If 41-year-old Adrian, Sir Arthur's youngest son, brings a wealth of authentic detail to the collaboration, Carr brings no less a wealth of technical skill. The son of a U.S. congressman, Carr was born in Uniontown, Pa. 47 years ago. He attempted his first mystery at 13 and published his first detective novel in 1930. He is widely acknowledged to be the all-time champion at the "sealed room" type of mystery, in which a victim is found murdered at close range under circumstances (in a locked room, or in the middle of an untracked, snow-filled street) that seem to prove conclusively no one could have approached him. He is a member of both London's aloof Detection Club and of the Mystery Writers of America, of which he is a past president.

However much of care and skill Doyle-Carr lavish on their joint effort, it will not be too much, for they are attempting one of the most difficult literary feats in the world and in full view of one of the world's most critical audiences. Edgar W. Smith, leading spirit of the Baker Street Irregulars, for example, says the Irregulars welcome the new series with warm inter.t but cannot accept it into "the canon" of original stories. Most Holmes readers today and certainly all Holmes enthusiasts are actually rereaders who have gone through every word of the stories from five to 100 times. This familiarity with the original 60 tales must necessarily make the 61st seem foreign and unfamiliar. Doyle and Carr therefore have a considerable body of prejudice to surmount, except in the case of the reader wise enough to realize that the success of their efforts will ultimately be determined less by the fist reading than by the fifth, and possibly in 1962 rather than in 1952.

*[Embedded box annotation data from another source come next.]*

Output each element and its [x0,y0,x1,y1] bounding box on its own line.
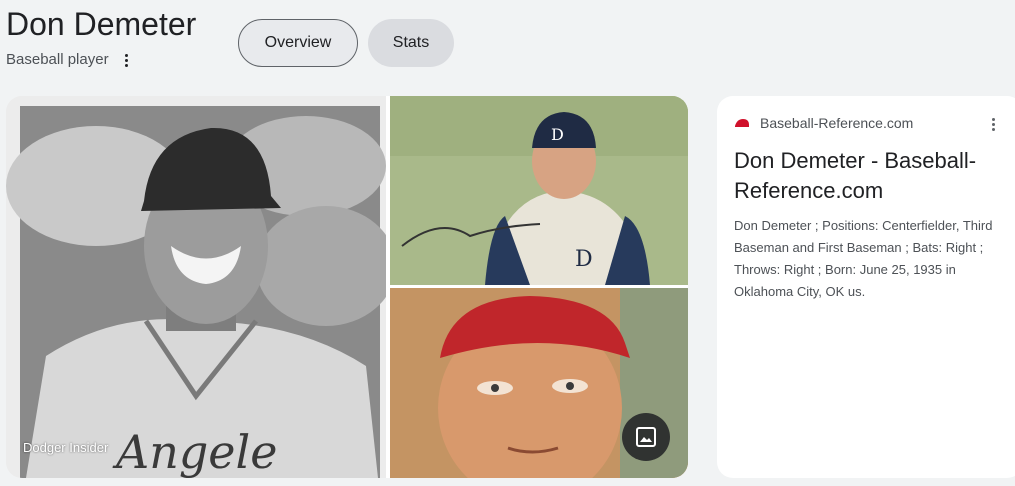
image-gallery: Angele D D Dodger Insider [6,96,688,478]
entity-subtitle: Baseball player [6,50,128,70]
svg-text:D: D [575,247,593,272]
player-photo-main[interactable]: Angele [6,96,386,478]
svg-text:Angele: Angele [112,425,277,478]
tab-overview[interactable]: Overview [238,19,358,67]
more-options-icon[interactable] [124,53,128,67]
image-credit: Dodger Insider [23,440,109,455]
baseball-reference-favicon [735,119,749,127]
result-more-options-icon[interactable] [992,118,995,131]
result-source[interactable]: Baseball-Reference.com [734,115,913,131]
result-card: Baseball-Reference.com Don Demeter - Bas… [717,96,1015,478]
result-title-link[interactable]: Don Demeter - Baseball-Reference.com [734,146,1014,206]
result-snippet: Don Demeter ; Positions: Centerfielder, … [734,218,993,299]
tab-stats[interactable]: Stats [368,19,454,67]
svg-text:D: D [551,125,564,144]
image-icon [636,427,656,447]
view-images-button[interactable] [622,413,670,461]
entity-description: Baseball player [6,51,109,68]
player-photo-card[interactable]: D D [390,96,688,285]
result-source-name: Baseball-Reference.com [760,115,914,131]
page-title: Don Demeter [6,6,197,42]
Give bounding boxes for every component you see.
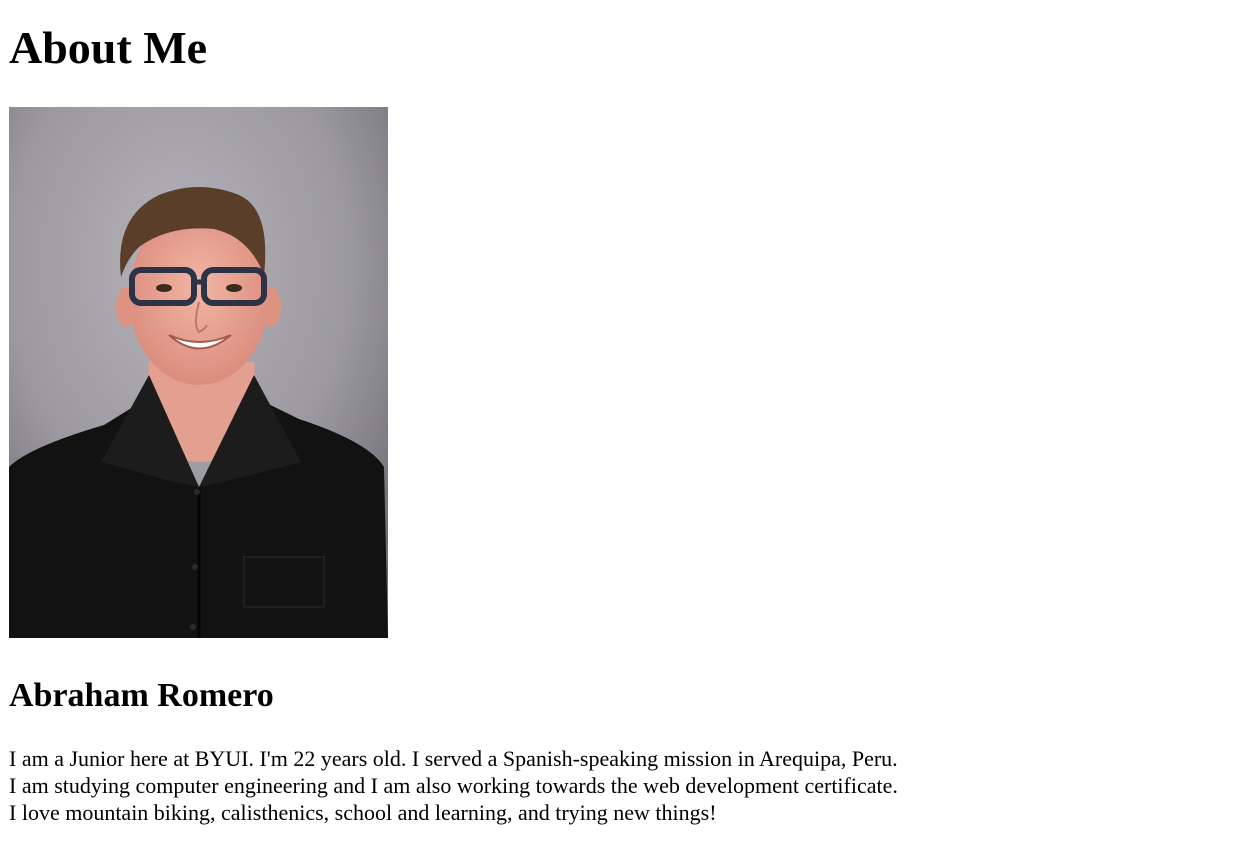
bio-paragraph: I am a Junior here at BYUI. I'm 22 years… <box>9 745 898 826</box>
bio-line: I am studying computer engineering and I… <box>9 773 898 798</box>
page-title: About Me <box>9 22 208 73</box>
about-page: About Me Abraham Romero I am a Junior he… <box>0 0 1243 856</box>
profile-photo <box>9 107 388 638</box>
bio-line: I love mountain biking, calisthenics, sc… <box>9 800 717 825</box>
person-name: Abraham Romero <box>9 677 274 714</box>
bio-line: I am a Junior here at BYUI. I'm 22 years… <box>9 746 898 771</box>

There are certain heartening auguries. Not the least of them is the fact that 65 years after he made his portentous first appearance in Beeton's Christmas Annual, Sherlock Holmes now reappears in yet another sort of Christmas annual — to take LIFE's readers once again to 221B Baker Street where the tobacco is forever in the Persian slipper, the yellow fog coils as ever outside the window, and Holmes's strident voice perennially complains about the commonplaceness of crime — until the footstep of a client is heard upon the stair.